What do you get when you combine a family-friendly holiday, robotics, and one of the most iconic sex jams of our time? Well, we’re so glad you asked—and you will be too.
We spoke to Eliot Phillips, creator of the world’s sexiest six-legged Christmas tree, about what went into the project, which we’ve now looped on YouTube approximately 37 times.
Phillips is an engineer at Two Bit Circus, an experiential entertainment company in Los Angeles, so the dancing robot hack was pretty much square in his wheelhouse.
After deciding he wanted a six-legged Christmas tree robot that could bust a move, Phillips started hexapod shopping.
“I found the Hexy for $250. [It] was an open source Kickstarter campaign a couple years ago. I didn’t want to invest too much because it is a bit of a one off joke but it was an excuse to get a hexapod (the common name for this kind of six legged robot).”

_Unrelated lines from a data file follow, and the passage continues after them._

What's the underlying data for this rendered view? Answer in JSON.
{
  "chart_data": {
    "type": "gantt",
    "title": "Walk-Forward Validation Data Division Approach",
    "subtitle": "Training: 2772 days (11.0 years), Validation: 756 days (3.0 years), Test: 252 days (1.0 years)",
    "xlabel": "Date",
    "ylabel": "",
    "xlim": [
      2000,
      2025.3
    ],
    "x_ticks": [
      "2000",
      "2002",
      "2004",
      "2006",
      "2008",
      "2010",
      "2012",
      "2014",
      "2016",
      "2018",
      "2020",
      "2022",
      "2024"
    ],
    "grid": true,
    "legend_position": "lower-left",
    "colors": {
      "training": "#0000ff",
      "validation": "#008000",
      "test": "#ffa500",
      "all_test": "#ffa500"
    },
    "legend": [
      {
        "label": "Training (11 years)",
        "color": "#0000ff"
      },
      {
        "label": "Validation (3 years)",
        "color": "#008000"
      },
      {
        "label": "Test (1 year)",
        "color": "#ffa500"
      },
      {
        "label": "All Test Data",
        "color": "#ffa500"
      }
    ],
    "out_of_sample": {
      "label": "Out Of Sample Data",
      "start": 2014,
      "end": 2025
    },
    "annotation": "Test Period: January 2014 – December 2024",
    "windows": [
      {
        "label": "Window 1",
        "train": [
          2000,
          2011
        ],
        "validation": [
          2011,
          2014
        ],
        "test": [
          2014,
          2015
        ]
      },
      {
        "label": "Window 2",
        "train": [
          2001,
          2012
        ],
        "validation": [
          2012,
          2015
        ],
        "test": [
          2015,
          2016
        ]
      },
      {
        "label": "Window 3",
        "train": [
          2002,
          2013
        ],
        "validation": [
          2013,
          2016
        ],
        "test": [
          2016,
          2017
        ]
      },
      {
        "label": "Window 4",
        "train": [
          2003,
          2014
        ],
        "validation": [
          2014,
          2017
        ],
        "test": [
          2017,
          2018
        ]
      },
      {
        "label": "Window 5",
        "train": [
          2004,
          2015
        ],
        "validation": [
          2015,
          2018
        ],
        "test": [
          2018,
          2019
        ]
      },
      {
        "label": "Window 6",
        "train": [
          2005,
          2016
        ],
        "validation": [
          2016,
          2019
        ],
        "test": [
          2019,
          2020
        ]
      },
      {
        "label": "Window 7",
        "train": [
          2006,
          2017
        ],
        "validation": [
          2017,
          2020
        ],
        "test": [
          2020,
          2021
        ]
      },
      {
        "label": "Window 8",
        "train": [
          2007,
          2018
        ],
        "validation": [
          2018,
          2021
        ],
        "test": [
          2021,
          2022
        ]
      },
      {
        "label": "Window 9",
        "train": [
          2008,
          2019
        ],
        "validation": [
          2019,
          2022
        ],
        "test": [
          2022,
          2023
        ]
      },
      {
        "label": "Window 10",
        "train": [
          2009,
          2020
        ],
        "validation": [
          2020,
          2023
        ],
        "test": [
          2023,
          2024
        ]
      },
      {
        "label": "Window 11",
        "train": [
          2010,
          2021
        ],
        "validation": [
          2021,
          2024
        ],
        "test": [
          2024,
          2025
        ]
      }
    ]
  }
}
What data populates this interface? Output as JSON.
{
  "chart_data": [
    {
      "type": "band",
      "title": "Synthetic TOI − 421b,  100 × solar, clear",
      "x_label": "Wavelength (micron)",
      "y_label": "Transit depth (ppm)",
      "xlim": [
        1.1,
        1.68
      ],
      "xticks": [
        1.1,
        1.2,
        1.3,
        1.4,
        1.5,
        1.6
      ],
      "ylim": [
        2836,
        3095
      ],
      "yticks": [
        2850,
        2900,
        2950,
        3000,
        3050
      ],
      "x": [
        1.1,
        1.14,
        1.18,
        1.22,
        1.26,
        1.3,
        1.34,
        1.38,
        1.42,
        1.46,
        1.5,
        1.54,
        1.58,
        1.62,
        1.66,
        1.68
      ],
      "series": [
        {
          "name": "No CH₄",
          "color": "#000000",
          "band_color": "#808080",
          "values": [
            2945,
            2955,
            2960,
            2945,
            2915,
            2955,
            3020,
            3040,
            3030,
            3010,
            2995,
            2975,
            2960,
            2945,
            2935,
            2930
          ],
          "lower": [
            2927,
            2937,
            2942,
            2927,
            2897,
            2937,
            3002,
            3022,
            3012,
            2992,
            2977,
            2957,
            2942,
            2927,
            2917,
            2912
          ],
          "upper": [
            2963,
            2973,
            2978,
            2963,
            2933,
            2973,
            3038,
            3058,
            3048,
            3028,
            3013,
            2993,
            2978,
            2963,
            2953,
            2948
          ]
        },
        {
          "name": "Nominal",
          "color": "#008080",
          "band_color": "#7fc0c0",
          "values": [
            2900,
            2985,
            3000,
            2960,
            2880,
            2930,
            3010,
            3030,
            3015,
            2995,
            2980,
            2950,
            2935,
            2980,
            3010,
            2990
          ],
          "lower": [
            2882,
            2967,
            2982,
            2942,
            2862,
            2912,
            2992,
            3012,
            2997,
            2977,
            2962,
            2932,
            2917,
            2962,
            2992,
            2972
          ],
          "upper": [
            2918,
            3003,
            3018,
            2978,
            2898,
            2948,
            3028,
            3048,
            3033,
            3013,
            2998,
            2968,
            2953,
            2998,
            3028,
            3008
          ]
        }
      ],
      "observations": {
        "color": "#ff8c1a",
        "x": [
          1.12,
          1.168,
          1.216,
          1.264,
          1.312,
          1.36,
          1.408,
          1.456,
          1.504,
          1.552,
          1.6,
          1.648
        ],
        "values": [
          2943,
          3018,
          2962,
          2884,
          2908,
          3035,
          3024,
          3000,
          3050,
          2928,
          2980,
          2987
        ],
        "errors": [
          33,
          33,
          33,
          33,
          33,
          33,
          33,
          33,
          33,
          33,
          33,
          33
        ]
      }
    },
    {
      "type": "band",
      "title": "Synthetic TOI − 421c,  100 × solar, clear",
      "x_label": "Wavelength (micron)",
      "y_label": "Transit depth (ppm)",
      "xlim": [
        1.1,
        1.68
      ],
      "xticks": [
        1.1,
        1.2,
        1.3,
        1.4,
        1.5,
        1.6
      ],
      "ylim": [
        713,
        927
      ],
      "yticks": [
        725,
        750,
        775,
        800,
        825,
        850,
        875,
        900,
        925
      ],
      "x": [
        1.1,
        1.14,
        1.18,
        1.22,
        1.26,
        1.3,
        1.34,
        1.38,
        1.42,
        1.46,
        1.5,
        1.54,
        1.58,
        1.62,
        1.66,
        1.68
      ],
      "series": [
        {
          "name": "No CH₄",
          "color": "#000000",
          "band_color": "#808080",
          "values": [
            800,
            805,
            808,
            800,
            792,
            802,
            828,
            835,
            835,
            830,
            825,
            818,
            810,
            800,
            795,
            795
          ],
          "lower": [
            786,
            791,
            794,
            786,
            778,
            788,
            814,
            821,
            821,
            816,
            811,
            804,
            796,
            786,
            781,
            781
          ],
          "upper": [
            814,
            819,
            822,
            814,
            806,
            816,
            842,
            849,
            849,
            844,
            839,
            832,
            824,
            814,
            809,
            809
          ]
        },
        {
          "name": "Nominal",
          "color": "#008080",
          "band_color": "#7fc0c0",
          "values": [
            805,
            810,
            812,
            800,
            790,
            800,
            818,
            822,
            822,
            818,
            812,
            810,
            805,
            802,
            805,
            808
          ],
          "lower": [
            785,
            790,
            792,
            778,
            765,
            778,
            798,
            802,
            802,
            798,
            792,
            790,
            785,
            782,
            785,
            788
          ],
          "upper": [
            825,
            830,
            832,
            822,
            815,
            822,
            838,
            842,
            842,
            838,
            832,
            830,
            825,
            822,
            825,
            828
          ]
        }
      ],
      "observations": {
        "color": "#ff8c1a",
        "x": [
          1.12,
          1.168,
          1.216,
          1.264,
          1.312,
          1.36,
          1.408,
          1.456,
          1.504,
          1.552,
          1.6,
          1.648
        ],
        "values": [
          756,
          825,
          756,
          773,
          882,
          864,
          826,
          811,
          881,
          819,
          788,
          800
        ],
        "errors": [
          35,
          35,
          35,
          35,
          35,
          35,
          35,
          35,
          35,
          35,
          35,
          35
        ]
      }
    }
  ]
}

“I actually asked a local hacker friend @arkorobotics about hexapod robots to get his input and he told me he had a Hexy that he’d unearth for me to use.” The borrowed hexapod was missing a few parts, but since Hexy is open source, Phillips was able to download the design of the missing components and laser cut his own replacements.
After securing the hexapod, he then scored the tree for less than $10 on Amazon (“what [Amazon] Prime one-click is built for”), repurposed a set of fairy lights from a project by a coworker, and the rest is history. “We were already well stocked with googly eyes. It just took an afternoon to cut new parts, assemble, and get it dancing.”
Phillips says his masterpiece was inspired by hexapod dance competitions on YouTube (a thing, apparently) and the song choice, Ginuwine’s “Pony,” is an ode to the “Dancing alone to ‘Pony’” meme, which has its roots in a Tumblr of the same name that went viral in 2010. A Tumblr aficionado, Phillips actually runs his own meta-blog that collects “tightly curated” Tumblrs like the Ginuwine meme.
As for follow-up projects, he notes that a life size remix of the dancing “Pony” tree, though terrifying, isn’t out of the question. “We have a powered wheelchair platform converted to radio control which my coworker had been joking about putting a full sized tree on. It would move scary fast.”
For now, we’re perfectly happy with the 17 seconds of unfettered bliss that is a tiny Googly-eyed hexapod tapping its paws along to Ginuwine’s obscene sonic masterpiece. Still, Phillips might change one thing: “I wish I had more time to program some sexy robot pelvic thrusting.”
If only there were more hours in the day.